There are two broad methods generally followed: centralized packet forwarding and distributed packet forwarding. Key factors that drive the choice of approach include scalability, protocol support, and power.The basic concept of distributed packet forwarding is illustrated in Figure 5. NICs essentially assume the role of a full router. They comprise all the hardware, including the PMD and link layer, but are also fully equipped with packet-processing functionality as well as local QoS and traffic engineering. The switch fabric is purely optimized for nonblocking transport of packets across line cards and does not include any sophisticated QoS/traffic-engineering functions.
A summary of the differences between centralized and distributed packet forwarding-as well as the implications of these differences-appears in Table 1.

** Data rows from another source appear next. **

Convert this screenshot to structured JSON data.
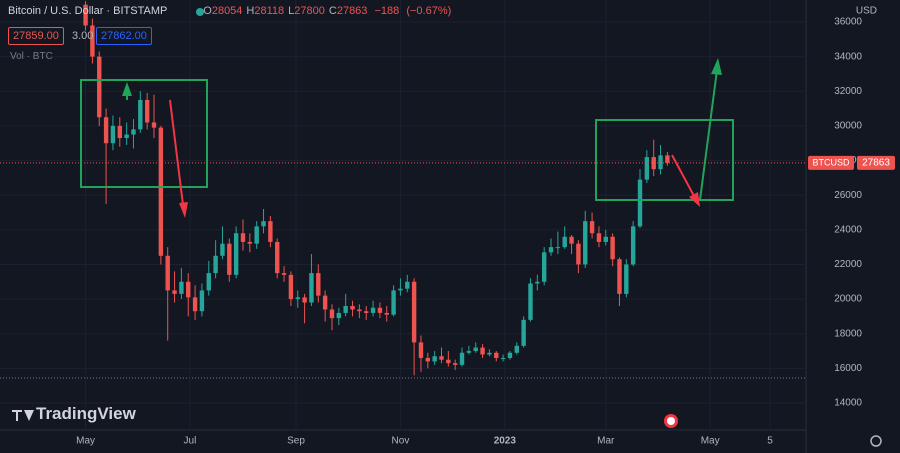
{
  "chart_data": {
    "type": "candlestick",
    "header": {
      "title": "Bitcoin / U.S. Dollar · BITSTAMP",
      "ohlc": [
        {
          "label": "O",
          "value": 28054
        },
        {
          "label": "H",
          "value": 28118
        },
        {
          "label": "L",
          "value": 27800
        },
        {
          "label": "C",
          "value": 27863
        }
      ],
      "change": "−188",
      "change_pct": "(−0.67%)"
    },
    "quote": {
      "bid": "27859.00",
      "spread": "3.00",
      "ask": "27862.00"
    },
    "volume_label": "Vol · BTC",
    "watermark": "TradingView",
    "axis_unit": "USD",
    "last_price": 27863,
    "series": [
      {
        "name": "BTCUSD",
        "up_color": "#26a69a",
        "down_color": "#ef5350",
        "x": [
          0,
          4,
          8,
          12,
          16,
          20,
          24,
          28,
          32,
          36,
          40,
          44,
          48,
          52,
          56,
          60,
          64,
          68,
          72,
          76,
          80,
          84,
          88,
          92,
          96,
          100,
          104,
          108,
          112,
          116,
          120,
          124,
          128,
          132,
          136,
          140,
          144,
          148,
          152,
          156,
          160,
          164,
          168,
          172,
          176,
          180,
          184,
          188,
          192,
          196,
          200,
          204,
          208,
          212,
          216,
          220,
          224,
          228,
          232,
          236,
          240,
          244,
          248,
          252,
          256,
          260,
          264,
          268,
          272,
          276,
          280,
          284,
          288,
          292,
          296,
          300,
          304,
          308,
          312,
          316,
          320,
          324,
          328,
          332,
          336,
          340
        ],
        "open": [
          37000,
          35800,
          34000,
          30500,
          29000,
          30000,
          29300,
          29500,
          29800,
          31500,
          30200,
          29900,
          22500,
          20500,
          20300,
          21000,
          20100,
          19300,
          20500,
          21500,
          22500,
          23200,
          21400,
          23800,
          23300,
          23200,
          24200,
          24500,
          23300,
          21500,
          21400,
          20000,
          20100,
          19800,
          21500,
          20200,
          19400,
          18900,
          19200,
          19600,
          19400,
          19300,
          19200,
          19500,
          19200,
          19100,
          20500,
          20600,
          21000,
          17500,
          16600,
          16400,
          16700,
          16500,
          16300,
          16200,
          16900,
          17000,
          17200,
          16800,
          16900,
          16600,
          16600,
          16900,
          17300,
          18800,
          20900,
          21000,
          22700,
          23000,
          23000,
          23600,
          23200,
          22000,
          24500,
          23800,
          23300,
          23600,
          22300,
          20300,
          22000,
          24200,
          26900,
          28200,
          27500,
          28300
        ],
        "high": [
          37200,
          36200,
          34300,
          31000,
          30600,
          30500,
          30200,
          30400,
          32000,
          31900,
          31800,
          30000,
          23000,
          21600,
          21800,
          21500,
          20800,
          20900,
          22200,
          23400,
          24200,
          23500,
          24200,
          24600,
          23800,
          24500,
          25200,
          24800,
          23500,
          21900,
          21600,
          20500,
          20300,
          22600,
          22000,
          20500,
          19700,
          19500,
          20300,
          19900,
          19700,
          19600,
          19900,
          19800,
          19600,
          20800,
          21200,
          21400,
          21200,
          17900,
          16900,
          17000,
          17200,
          17000,
          16500,
          17200,
          17300,
          17500,
          17400,
          17100,
          17000,
          16800,
          17000,
          17500,
          19000,
          21200,
          21400,
          23000,
          23500,
          23900,
          24200,
          23700,
          23400,
          25100,
          25000,
          24200,
          24000,
          23800,
          22400,
          22300,
          24500,
          27500,
          28600,
          29200,
          28900,
          28500
        ],
        "low": [
          35500,
          33600,
          30000,
          25500,
          28600,
          28800,
          28900,
          28700,
          29600,
          29800,
          29300,
          22000,
          17600,
          19800,
          20000,
          19000,
          18800,
          19000,
          20200,
          21200,
          22300,
          21000,
          21200,
          22800,
          22700,
          22900,
          23800,
          23000,
          21200,
          21000,
          19600,
          19500,
          18600,
          19600,
          19800,
          18700,
          18200,
          18500,
          19000,
          19000,
          18900,
          18800,
          19000,
          18900,
          18700,
          19000,
          20200,
          20400,
          15600,
          15800,
          16000,
          16200,
          16300,
          16100,
          15900,
          16100,
          16800,
          16900,
          16600,
          16700,
          16400,
          16400,
          16500,
          16800,
          17200,
          18700,
          20500,
          20800,
          22500,
          22600,
          22900,
          22600,
          21500,
          21800,
          23500,
          23000,
          23100,
          21900,
          19600,
          20100,
          21900,
          24100,
          26700,
          27100,
          27200,
          27700
        ],
        "close": [
          35800,
          34000,
          30500,
          29000,
          30000,
          29300,
          29500,
          29800,
          31500,
          30200,
          29900,
          22500,
          20500,
          20300,
          21000,
          20100,
          19300,
          20500,
          21500,
          22500,
          23200,
          21400,
          23800,
          23300,
          23200,
          24200,
          24500,
          23300,
          21500,
          21400,
          20000,
          20100,
          19800,
          21500,
          20200,
          19400,
          18900,
          19200,
          19600,
          19400,
          19300,
          19200,
          19500,
          19200,
          19100,
          20500,
          20600,
          21000,
          17500,
          16600,
          16400,
          16700,
          16500,
          16300,
          16200,
          16900,
          17000,
          17200,
          16800,
          16900,
          16600,
          16600,
          16900,
          17300,
          18800,
          20900,
          21000,
          22700,
          23000,
          23000,
          23600,
          23200,
          22000,
          24500,
          23800,
          23300,
          23600,
          22300,
          20300,
          22000,
          24200,
          26900,
          28200,
          27500,
          28300,
          27863
        ]
      }
    ],
    "xlim": [
      -50,
      421
    ],
    "xticks": [
      {
        "value": 0,
        "label": "May"
      },
      {
        "value": 61,
        "label": "Jul"
      },
      {
        "value": 123,
        "label": "Sep"
      },
      {
        "value": 184,
        "label": "Nov"
      },
      {
        "value": 245,
        "label": "2023"
      },
      {
        "value": 304,
        "label": "Mar"
      },
      {
        "value": 365,
        "label": "May"
      },
      {
        "value": 400,
        "label": "5"
      }
    ],
    "ylim": [
      12440,
      37270
    ],
    "yticks": [
      14000,
      16000,
      18000,
      20000,
      22000,
      24000,
      26000,
      28000,
      30000,
      32000,
      34000,
      36000
    ],
    "grid": true
  }
}
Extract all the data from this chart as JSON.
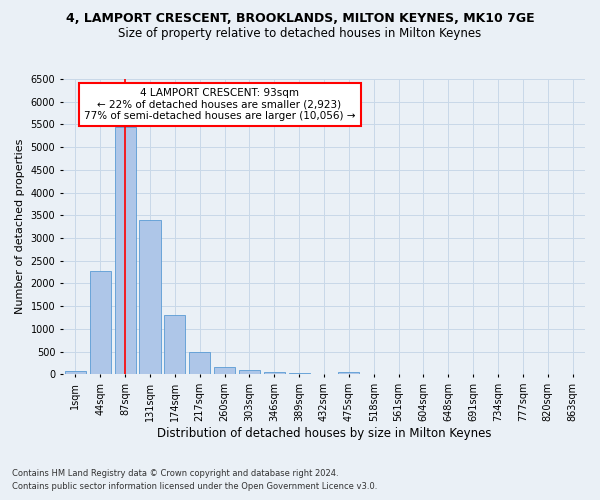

Let's look at relevant requirements and explore "first-cut" architectural partitioning for a backbone routing device capable of line-rate performance at 40 Gbits/sec. Specifications for the functional requirements at a system level are contained in Table 2. Thus, most of the discussion within this section explores architectural and component-level implications of these requirements.As stated previously, scalability, performance, and power requirements drive system partitioning. A distributed packet-forwarding architecture clearly lends itself to a more scalable system. The distributed architecture allows for building-out of a maximum capacity chassis and backplane and de-couples the scaling of the network layer from the switch fabric. It's possible to take a "divide and conquer" approach to solving system performance and scaling issues by:
- Reducing the complexity of the switch fabric and making it an ultra-fast, highly integrated, dedicated data-transport layer.
- Building a chassis with an optical backplane (fiber) that can scale as high as 20 Gbits/sec per link.
- Decoupling network layer from switch fabric allowing for maximum flexibility in scaling each independently.